Children flourish better under stable parenting environments. They don't do as well under single parents or divorced parents --other things being equal.

But the rhetorical question was "won't we think of the children?" Yup, this is the time to think of them and the consequences the choices in mate(s) the parent(s) make.


> Children flourish better under stable parenting environments. They don't do as well under single parents or divorced parents --other things being equal.

False dichotomy here; you excluded the benefits of multiple loving figures in their lives, and instead just went for the cheap shot of equating poly with single parenthood, broken relationships, etc.

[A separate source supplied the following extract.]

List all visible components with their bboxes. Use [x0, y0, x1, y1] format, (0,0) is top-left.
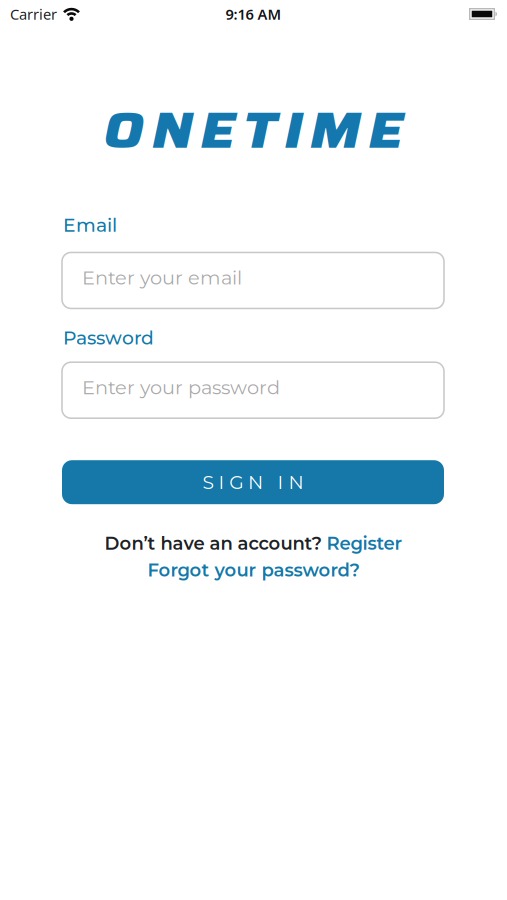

In what way(s) do single/divorced parents prevent their children from flourishing? That's a bold claim. I hope you have some evidence.

And by that logic, wouldn't having more than two parents be even better for the children? More adults around, more supervision, more household income. Wouldn't that promote "stability"?


I think you are capable of doing some basic search: https://www.ncbi.nlm.nih.gov/pmc/articles/PMC4240051/

No, additional partners bring contention into view. Who is responsible for what and when? People are emotional creatures --it will bring conflict. Kids don't prefer parental conflict. Is the nonbiological going to pay child support when they decide they found a better less stressful trio or quartet, etc?


Sounds like a private matter to me, why do you think your opinion has any relevance in the lives of others? Maybe I think that people with blue their favorite color are assholes, should anyone care what I think?